Counting his time before going to Japan for two years, Lewis is 4-2 with a 3.66 ERA in his career against the Mariners. That's the highest win total against any opponent.
"I don't know, it may be a comfort deal, it may not," Lewis said. "Be nice to have 30 starts against them but that's not the way it works."
He could always pick on the Angels. The Rangers have 10 games against the Angels between now and the next time Lewis might once again face the Mariners. He has three career wins against the team that began Tuesday in first place in the American League West.
"If I keep the same mix going ... all I want to do is what I've been trying to do since Opening Day, give a quality start," Lewis said. "When you face a guy like Hernandez, you have to pound the strike zone. You can't put guys on base and then give up the big hit. You have to make them earn it."
Lewis allowed baserunners. He gave up four hits and walked three, but the Mariners were 1-for-11 with runners in scoring position. Opponents are hitting .154 off Lewis with runners in scoring position on the season. That includes 1-for-22 by the Mariners in their three games against him.
"He located his fastball really well, and he has a slider that broke late so he got a lot of swings on that," Mariners catcher Rob Johnson said. "But the biggest thing that anytime you can change speed of different pitches, it will keep hitters off balance. That's what he did."
The Rangers had a couple of huge hits against Hernandez. Josh Hamilton had the first one after Elvis Andrus and Michael Young led off the first inning with a pair of singles. Ian Kinsler grounded out on a slow chopper to third, moving both runners up, but Hernandez struck out Vladimir Guerrero.
That gave Hernandez a chance to get out of the inning without giving up a run, but Hamilton ripped a double to left-center to score both runners. Hamilton has seven RBIs in five games on this homestand.
"That was a huge hit by Ham," Rangers manager Ron Washington said. "He got us on the board and got us going."

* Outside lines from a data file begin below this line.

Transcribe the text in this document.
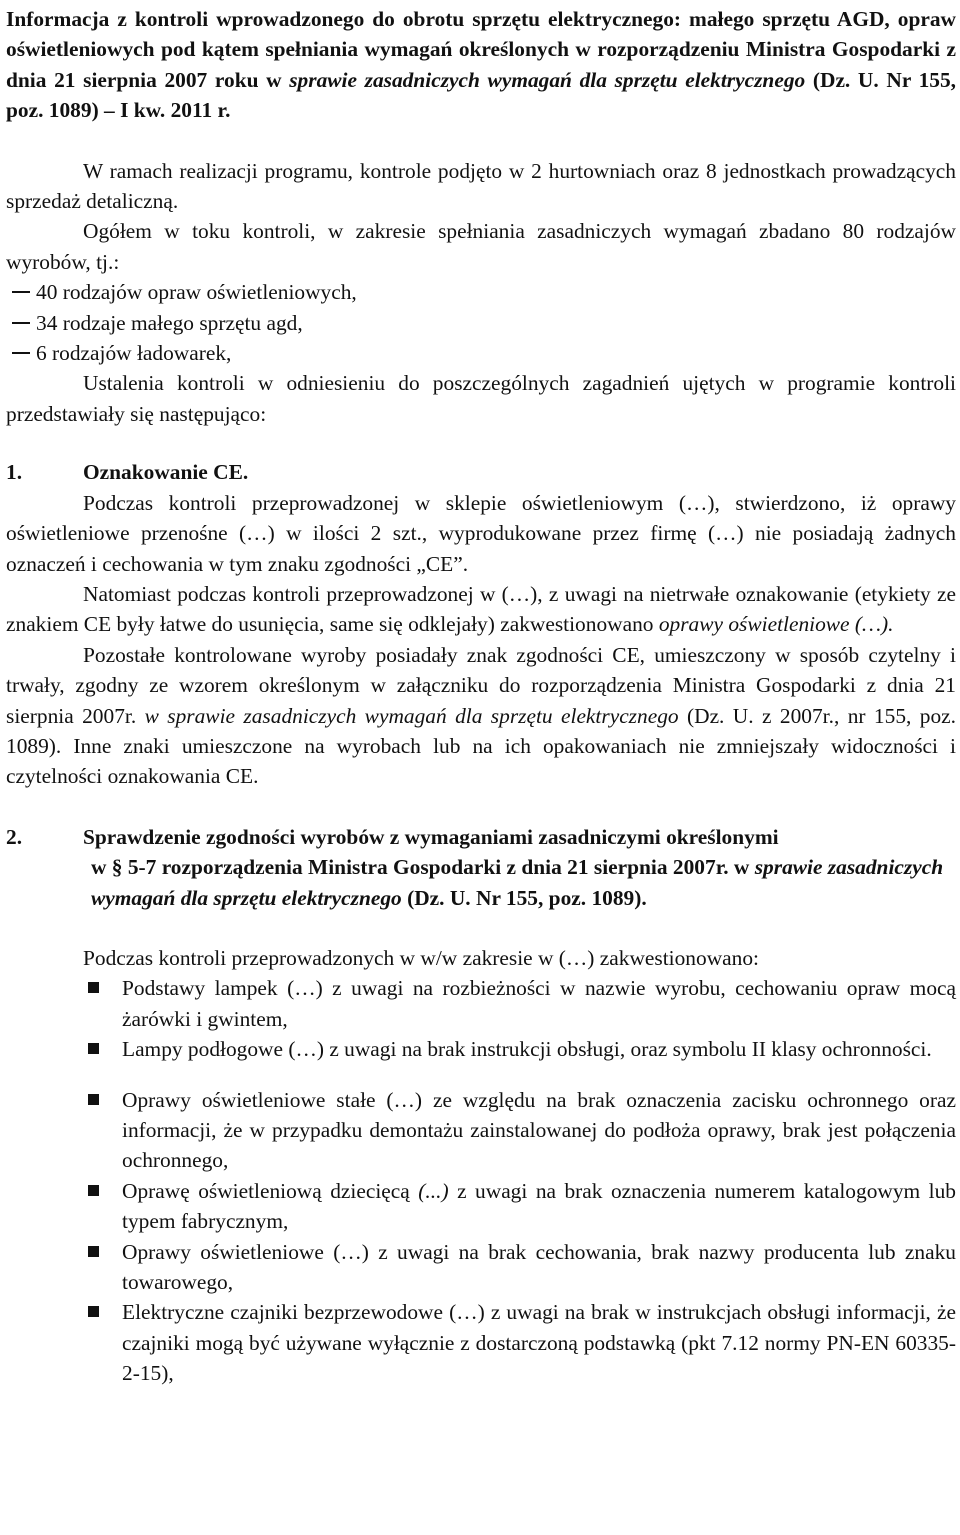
Informacja z kontroli wprowadzonego do obrotu sprzętu elektrycznego: małego sprzętu AGD, opraw oświetleniowych pod kątem spełniania wymagań określonych w rozporządzeniu Ministra Gospodarki z dnia 21 sierpnia 2007 roku w sprawie zasadniczych wymagań dla sprzętu elektrycznego (Dz. U. Nr 155, poz. 1089) – I kw. 2011 r.

W ramach realizacji programu, kontrole podjęto w 2 hurtowniach oraz 8 jednostkach prowadzących sprzedaż detaliczną.

Ogółem w toku kontroli, w zakresie spełniania zasadniczych wymagań zbadano 80 rodzajów wyrobów, tj.:

40 rodzajów opraw oświetleniowych,
34 rodzaje małego sprzętu agd,
6 rodzajów ładowarek,

Ustalenia kontroli w odniesieniu do poszczególnych zagadnień ujętych w programie kontroli przedstawiały się następująco:

1.	Oznakowanie CE.

Podczas kontroli przeprowadzonej w sklepie oświetleniowym (…), stwierdzono, iż oprawy oświetleniowe przenośne (…) w ilości 2 szt., wyprodukowane przez firmę (…) nie posiadają żadnych oznaczeń i cechowania w tym znaku zgodności „CE”.

Natomiast podczas kontroli przeprowadzonej w (…), z uwagi na nietrwałe oznakowanie (etykiety ze znakiem CE były łatwe do usunięcia, same się odklejały) zakwestionowano oprawy oświetleniowe (…).

Pozostałe kontrolowane wyroby posiadały znak zgodności CE, umieszczony w sposób czytelny i trwały, zgodny ze wzorem określonym w załączniku do rozporządzenia Ministra Gospodarki z dnia 21 sierpnia 2007r. w sprawie zasadniczych wymagań dla sprzętu elektrycznego (Dz. U. z 2007r., nr 155, poz. 1089). Inne znaki umieszczone na wyrobach lub na ich opakowaniach nie zmniejszały widoczności i czytelności oznakowania CE.

2.	Sprawdzenie zgodności wyrobów z wymaganiami zasadniczymi określonymi
w § 5-7 rozporządzenia Ministra Gospodarki z dnia 21 sierpnia 2007r. w sprawie zasadniczych wymagań dla sprzętu elektrycznego (Dz. U. Nr 155, poz. 1089).

Podczas kontroli przeprowadzonych w w/w zakresie w (…) zakwestionowano:

Podstawy lampek (…) z uwagi na rozbieżności w nazwie wyrobu, cechowaniu opraw mocą żarówki i gwintem,
Lampy podłogowe (…) z uwagi na brak instrukcji obsługi, oraz symbolu II klasy ochronności.
Oprawy oświetleniowe stałe (…) ze względu na brak oznaczenia zacisku ochronnego oraz informacji, że w przypadku demontażu zainstalowanej do podłoża oprawy, brak jest połączenia ochronnego,
Oprawę oświetleniową dziecięcą (...) z uwagi na brak oznaczenia numerem katalogowym lub typem fabrycznym,
Oprawy oświetleniowe (…) z uwagi na brak cechowania, brak nazwy producenta lub znaku towarowego,
Elektryczne czajniki bezprzewodowe (…) z uwagi na brak w instrukcjach obsługi informacji, że czajniki mogą być używane wyłącznie z dostarczoną podstawką (pkt 7.12 normy PN-EN 60335-2-15),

Hernandez settled in after that, while Lewis had some anxious moments in the middle innings. He survived two walks and an error by Andrus in the third because the Mariners botched a double-steal attempt with Johnson getting thrown out at third.

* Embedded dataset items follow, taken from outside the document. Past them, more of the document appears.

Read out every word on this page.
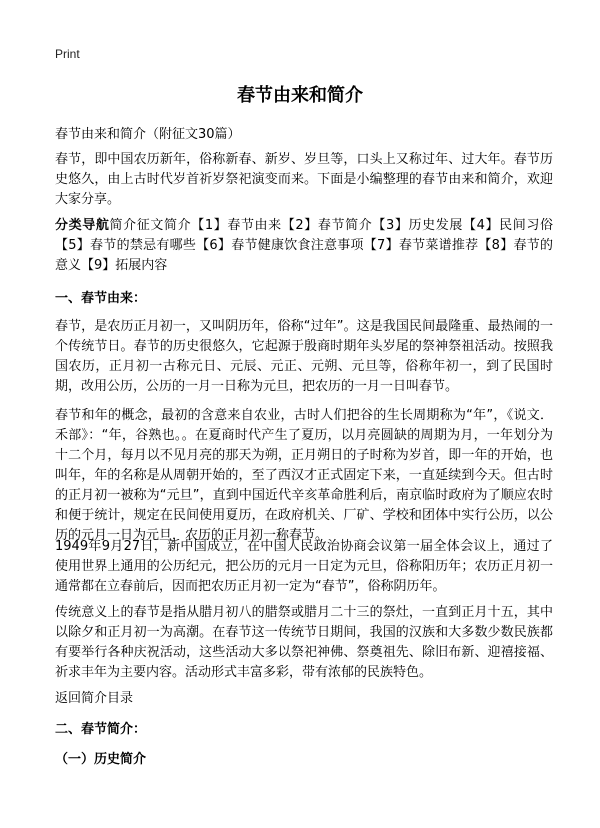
Print
春节由来和简介
春节由来和简介（附征文30篇）

春节，即中国农历新年，俗称新春、新岁、岁旦等，口头上又称过年、过大年。春节历史悠久，由上古时代岁首祈岁祭祀演变而来。下面是小编整理的春节由来和简介，欢迎大家分享。

分类导航简介征文简介【1】春节由来【2】春节简介【3】历史发展【4】民间习俗【5】春节的禁忌有哪些【6】春节健康饮食注意事项【7】春节菜谱推荐【8】春节的意义【9】拓展内容

一、春节由来：

春节，是农历正月初一，又叫阴历年，俗称“过年”。这是我国民间最隆重、最热闹的一个传统节日。春节的历史很悠久，它起源于殷商时期年头岁尾的祭神祭祖活动。按照我国农历，正月初一古称元日、元辰、元正、元朔、元旦等，俗称年初一，到了民国时期，改用公历，公历的一月一日称为元旦，把农历的一月一日叫春节。

春节和年的概念，最初的含意来自农业，古时人们把谷的生长周期称为“年”，《说文．禾部》：“年，谷熟也。。在夏商时代产生了夏历，以月亮圆缺的周期为月，一年划分为十二个月，每月以不见月亮的那天为朔，正月朔日的子时称为岁首，即一年的开始，也叫年，年的名称是从周朝开始的，至了西汉才正式固定下来，一直延续到今天。但古时的正月初一被称为“元旦”，直到中国近代辛亥革命胜利后，南京临时政府为了顺应农时和便于统计，规定在民间使用夏历，在政府机关、厂矿、学校和团体中实行公历，以公历的元月一日为元旦，农历的正月初一称春节。

1949年9月27日，新中国成立，在中国人民政治协商会议第一届全体会议上，通过了使用世界上通用的公历纪元，把公历的元月一日定为元旦，俗称阳历年；农历正月初一通常都在立春前后，因而把农历正月初一定为“春节”，俗称阴历年。

传统意义上的春节是指从腊月初八的腊祭或腊月二十三的祭灶，一直到正月十五，其中以除夕和正月初一为高潮。在春节这一传统节日期间，我国的汉族和大多数少数民族都有要举行各种庆祝活动，这些活动大多以祭祀神佛、祭奠祖先、除旧布新、迎禧接福、祈求丰年为主要内容。活动形式丰富多彩，带有浓郁的民族特色。

返回简介目录
二、春节简介：
（一）历史简介
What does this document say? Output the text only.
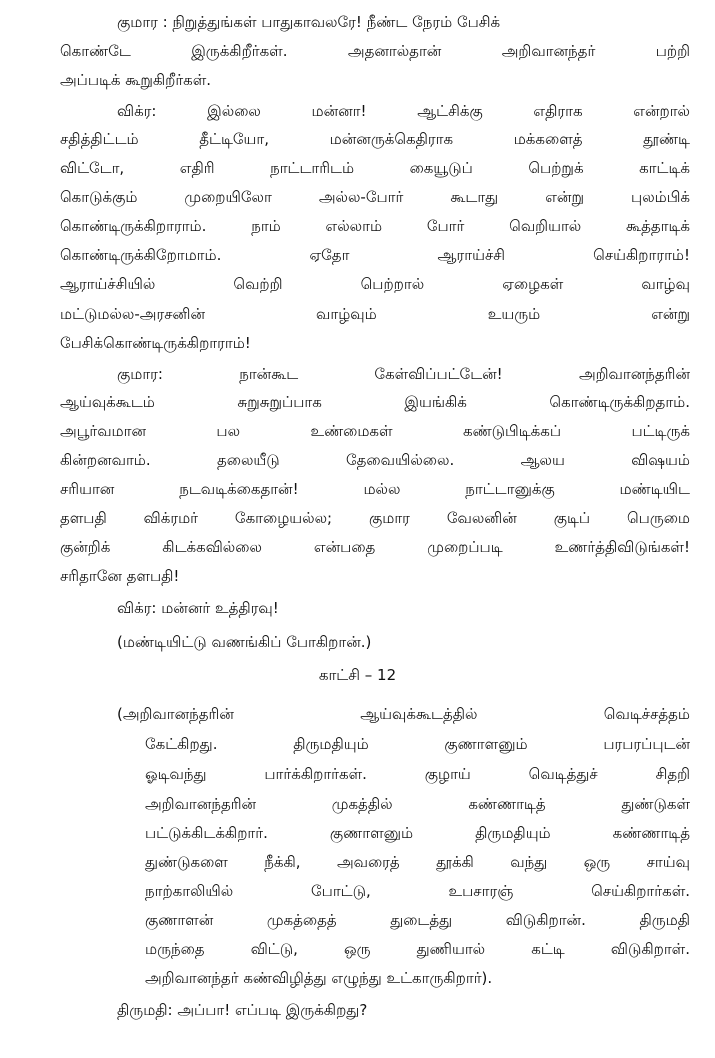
குமார : நிறுத்துங்கள் பாதுகாவலரே! நீண்ட நேரம் பேசிக்
கொண்டே இருக்கிறீர்கள். அதனால்தான் அறிவானந்தர் பற்றி
அப்படிக் கூறுகிறீர்கள்.
விக்ர: இல்லை மன்னா! ஆட்சிக்கு எதிராக என்றால்
சதித்திட்டம் தீட்டியோ, மன்னருக்கெதிராக மக்களைத் தூண்டி
விட்டோ, எதிரி நாட்டாரிடம் கையூடுப் பெற்றுக் காட்டிக்
கொடுக்கும் முறையிலோ அல்ல-போர் கூடாது என்று புலம்பிக்
கொண்டிருக்கிறாராம். நாம் எல்லாம் போர் வெறியால் கூத்தாடிக்
கொண்டிருக்கிறோமாம். ஏதோ ஆராய்ச்சி செய்கிறாராம்!
ஆராய்ச்சியில் வெற்றி பெற்றால் ஏழைகள் வாழ்வு
மட்டுமல்ல-அரசனின் வாழ்வும் உயரும் என்று
பேசிக்கொண்டிருக்கிறாராம்!
குமார: நான்கூட கேள்விப்பட்டேன்! அறிவானந்தரின்
ஆய்வுக்கூடம் சுறுசுறுப்பாக இயங்கிக் கொண்டிருக்கிறதாம்.
அபூர்வமான பல உண்மைகள் கண்டுபிடிக்கப் பட்டிருக்
கின்றனவாம். தலையீடு தேவையில்லை. ஆலய விஷயம்
சரியான நடவடிக்கைதான்! மல்ல நாட்டானுக்கு மண்டியிட
தளபதி விக்ரமர் கோழையல்ல; குமார வேலனின் குடிப் பெருமை
குன்றிக் கிடக்கவில்லை என்பதை முறைப்படி உணர்த்திவிடுங்கள்!
சரிதானே தளபதி!
விக்ர: மன்னர் உத்திரவு!
(மண்டியிட்டு வணங்கிப் போகிறான்.)
காட்சி – 12
(அறிவானந்தரின் ஆய்வுக்கூடத்தில் வெடிச்சத்தம்
கேட்கிறது. திருமதியும் குணாளனும் பரபரப்புடன்
ஓடிவந்து பார்க்கிறார்கள். குழாய் வெடித்துச் சிதறி
அறிவானந்தரின் முகத்தில் கண்ணாடித் துண்டுகள்
பட்டுக்கிடக்கிறார். குணாளனும் திருமதியும் கண்ணாடித்
துண்டுகளை நீக்கி, அவரைத் தூக்கி வந்து ஒரு சாய்வு
நாற்காலியில் போட்டு, உபசாரஞ் செய்கிறார்கள்.
குணாளன் முகத்தைத் துடைத்து விடுகிறான். திருமதி
மருந்தை விட்டு, ஒரு துணியால் கட்டி விடுகிறாள்.
அறிவானந்தர் கண்விழித்து எழுந்து உட்காருகிறார்).
திருமதி: அப்பா! எப்படி இருக்கிறது?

The Mariners scored in the fourth after Andrus fumbled the ball while getting ready to complete an inning-ending double play. Johnson's run-scoring single made it 2-1 with two out and two men still on base. But Lewis retired Michael Saunders on a fly to center to end the inning.
"With Lewis, one thing he's been successful at this year is keeping hitters off balance," Mariners manager Don Wakamatsu said. "We had him at 80 pitches through four, and we end up letting him back in the ballgame pitch-count wise in the fifth and allow him to go three more innings. Maybe we were overly aggressive or just not hitting the ball for base hits at that point."
Andrus was having his own troubles, but he rebounded in the sixth. The Mariners, still down 2-1, had a runner on third with two outs in the inning. Jack Wilson hit a slow grounder to the left side, and Andrus made a running backhanded stop, then fired off balance to first for the out.
"First thought when I saw the ball was, 'Get it as fast as I can and release it as fast as I could,' " Andrus said. "I was a little upset after that error I made because [Lewis] was throwing a good game. I got focused and tried to do something positive after that error."
He did more than play defense. Andrus, who has a 13-game hitting streak, added a two-run double in a three-run sixth and the Rangers took a 5-1 lead. Guerrero's two-run home run in the seventh made it 7-1. Hernandez is now 0-2 with a 7.27 ERA in three starts against the Rangers this year.
T.R. Sullivan is a reporter for MLB.com. This story was not subject to the approval of Major League Baseball or its clubs.